Os pressupostos da impugnação pauliana são os seguintes:
i) a existência de um crédito;
ii) a prática, pelo devedor, de um ato que provoque para o credor um prejuízo, que consiste na impossibilidade de obter a satisfação integral do seu crédito ou o agravamento dessa impossibilidade;
iii) Que o crédito seja anterior relativamente ao ato ou, caso o crédito seja posterior, o ato tenha sido praticado com o intuito de impedir a satisfação dos direitos do futuro credor;
iv) Que o ato gerador de prejuízos para o credor seja de natureza gratuita (por exemplo, o devedor faz uma doação de bens seus) ou, sendo oneroso, que o devedor e o terceiro, isto é, o interveniente no ato, tenham agido de má-fé, ou seja, que tenham consciência do prejuízo que o ato causava ao credor.

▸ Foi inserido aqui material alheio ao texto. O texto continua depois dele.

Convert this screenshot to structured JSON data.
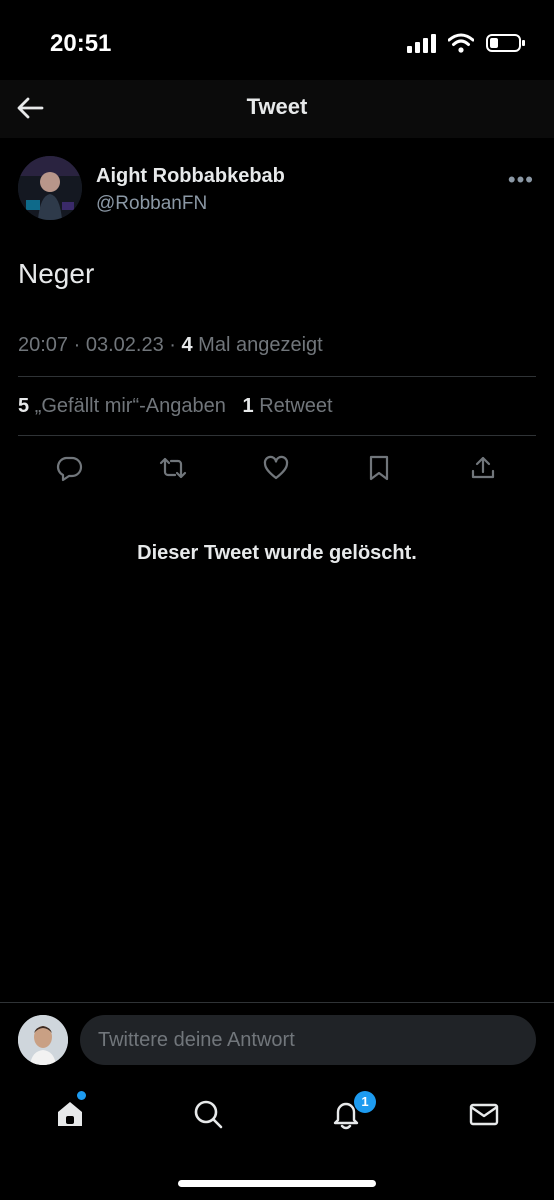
{
  "status_bar": {
    "time": "20:51"
  },
  "header": {
    "title": "Tweet"
  },
  "tweet": {
    "display_name": "Aight Robbabkebab",
    "handle": "@RobbanFN",
    "text": "Neger",
    "time": "20:07",
    "date": "03.02.23",
    "views_count": "4",
    "views_label": "Mal angezeigt",
    "likes_count": "5",
    "likes_label": "„Gefällt mir“-Angaben",
    "retweets_count": "1",
    "retweets_label": "Retweet",
    "more_label": "•••"
  },
  "deleted_notice": "Dieser Tweet wurde gelöscht.",
  "reply": {
    "placeholder": "Twittere deine Antwort"
  },
  "tabbar": {
    "notifications_badge": "1"
  },
  "icons": [
    "back-arrow-icon",
    "signal-icon",
    "wifi-icon",
    "battery-icon",
    "reply-icon",
    "retweet-icon",
    "like-icon",
    "bookmark-icon",
    "share-icon",
    "home-icon",
    "search-icon",
    "notifications-icon",
    "messages-icon"
  ],
  "colors": {
    "accent": "#1d9bf0",
    "background": "#000000",
    "secondary_text": "#71767b"
  }
}
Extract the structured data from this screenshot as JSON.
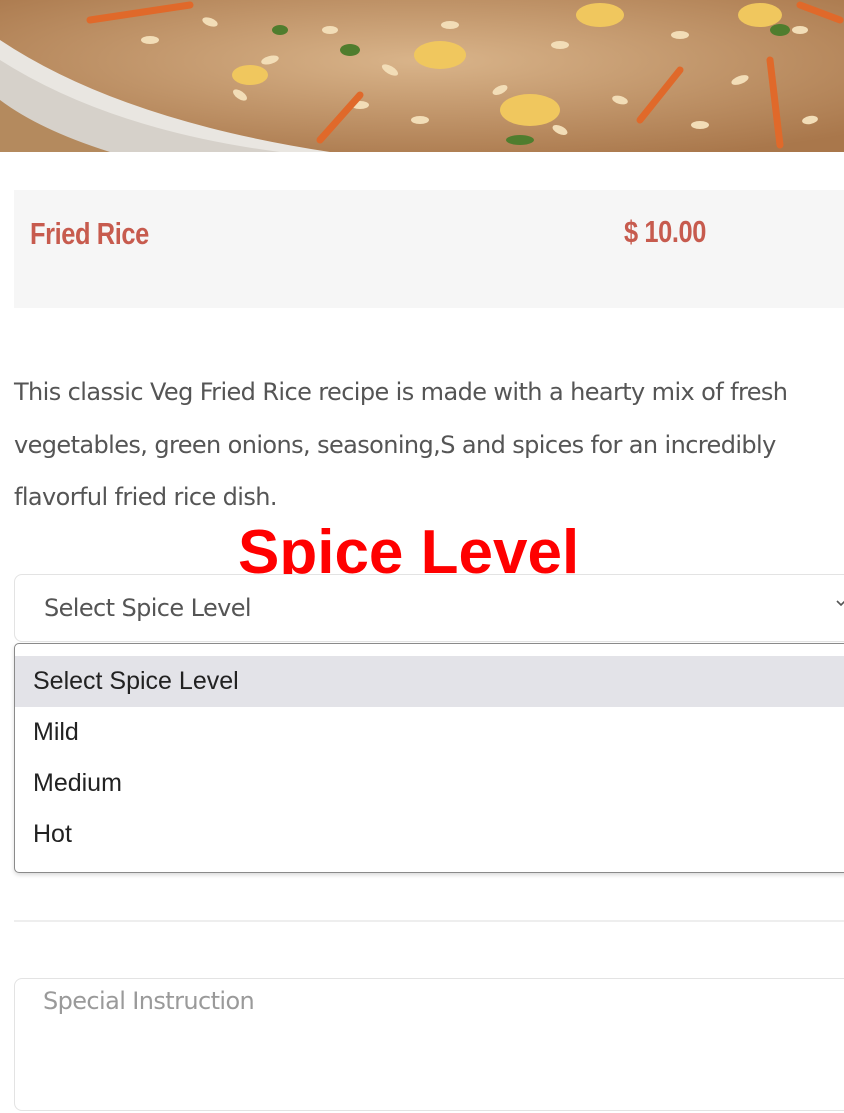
{
  "hero": {
    "icon": "fried-rice-photo"
  },
  "item": {
    "name": "Fried Rice",
    "price": "$ 10.00",
    "description": "This classic Veg Fried Rice recipe is made with a hearty mix of fresh vegetables, green onions, seasoning,S and spices for an incredibly flavorful fried rice dish."
  },
  "annotation": {
    "label": "Spice Level"
  },
  "spice_select": {
    "selected": "Select Spice Level",
    "options": [
      "Select Spice Level",
      "Mild",
      "Medium",
      "Hot"
    ]
  },
  "special_instruction": {
    "placeholder": "Special Instruction"
  },
  "colors": {
    "accent": "#c75b4e",
    "annotation": "#ff0000"
  }
}
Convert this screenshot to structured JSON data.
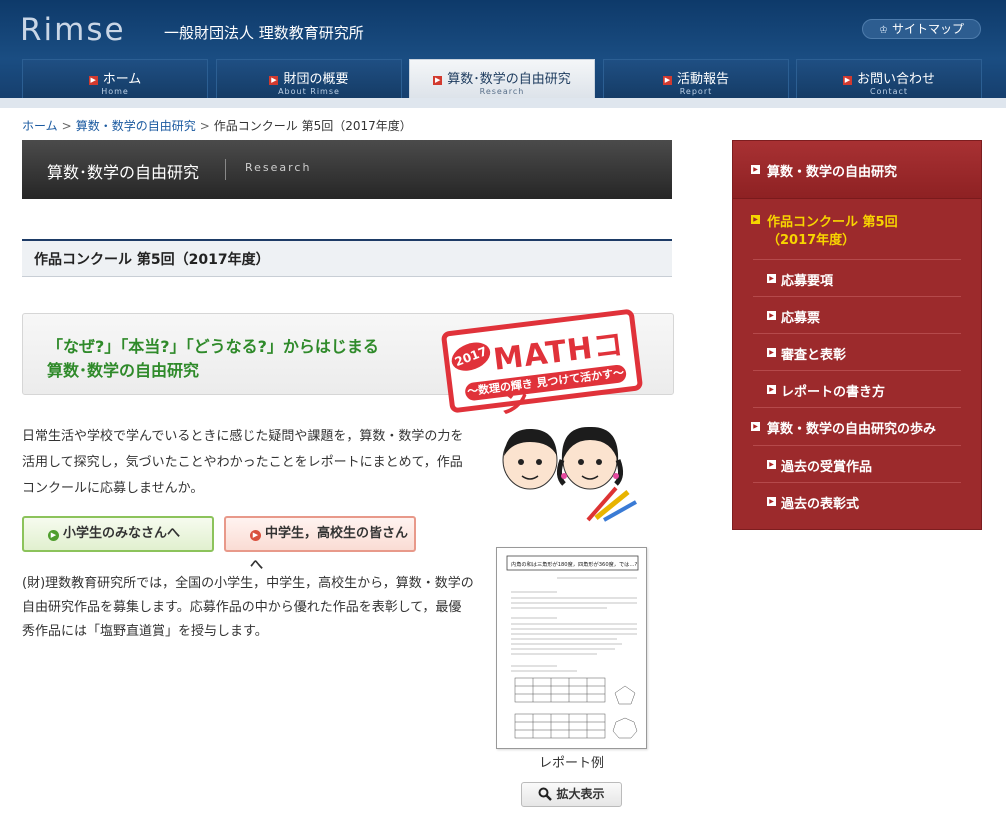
{
  "header": {
    "logo": "Rimse",
    "org_name": "一般財団法人 理数教育研究所",
    "sitemap": "サイトマップ"
  },
  "nav": [
    {
      "label": "ホーム",
      "sub": "Home"
    },
    {
      "label": "財団の概要",
      "sub": "About Rimse"
    },
    {
      "label": "算数･数学の自由研究",
      "sub": "Research"
    },
    {
      "label": "活動報告",
      "sub": "Report"
    },
    {
      "label": "お問い合わせ",
      "sub": "Contact"
    }
  ],
  "breadcrumb": {
    "home": "ホーム",
    "section": "算数・数学の自由研究",
    "current": "作品コンクール 第5回（2017年度）",
    "sep": ">"
  },
  "banner": {
    "title": "算数･数学の自由研究",
    "sub": "Research"
  },
  "page_heading": "作品コンクール 第5回（2017年度）",
  "promo": {
    "line1": "「なぜ?」「本当?」「どうなる?」からはじまる",
    "line2": "算数･数学の自由研究",
    "year": "2017",
    "logo_main": "MATHコン",
    "logo_sub": "〜数理の輝き 見つけて活かす〜"
  },
  "intro": "日常生活や学校で学んでいるときに感じた疑問や課題を，算数・数学の力を活用して探究し，気づいたことやわかったことをレポートにまとめて，作品コンクールに応募しませんか。",
  "buttons": {
    "elementary": "小学生のみなさんへ",
    "secondary": "中学生，高校生の皆さんへ"
  },
  "body2": "(財)理数教育研究所では，全国の小学生，中学生，高校生から，算数・数学の自由研究作品を募集します。応募作品の中から優れた作品を表彰して，最優秀作品には「塩野直道賞」を授与します。",
  "report": {
    "caption": "レポート例",
    "zoom": "拡大表示",
    "doc_title": "内角の和は三角形が180度，四角形が360度，では…?"
  },
  "sidebar": {
    "head": "算数・数学の自由研究",
    "items": [
      {
        "label": "作品コンクール 第5回",
        "label2": "（2017年度）"
      },
      {
        "label": "応募要項"
      },
      {
        "label": "応募票"
      },
      {
        "label": "審査と表彰"
      },
      {
        "label": "レポートの書き方"
      },
      {
        "label": "算数・数学の自由研究の歩み"
      },
      {
        "label": "過去の受賞作品"
      },
      {
        "label": "過去の表彰式"
      }
    ]
  },
  "colors": {
    "header": "#1a4d82",
    "sidebar": "#9c2a2c",
    "promo_green": "#2f8a2a",
    "mathcon_red": "#e0323a"
  }
}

Na impugnação pauliana cabe ao credor a prova do montante das dívidas e da eventual anterioridade delas em relação ao ato impugnado e ao devedor e ao terceiro a prova de que o devedor possui bens de igual valor ou superior.
Se a impugnação pauliana for julgada procedente, o credor tem direito à restituição dos bens, podendo executá-los no património do obrigado à restituição.
Se a impugnação pauliana for julgada procedente e se o ato impugnado for oneroso, o adquirente do bem tem o direito de exigir do devedor aquilo com que este se enriqueceu.
A impugnação pauliana está prevista no Código Civil nos artigos 610.º a 618.º.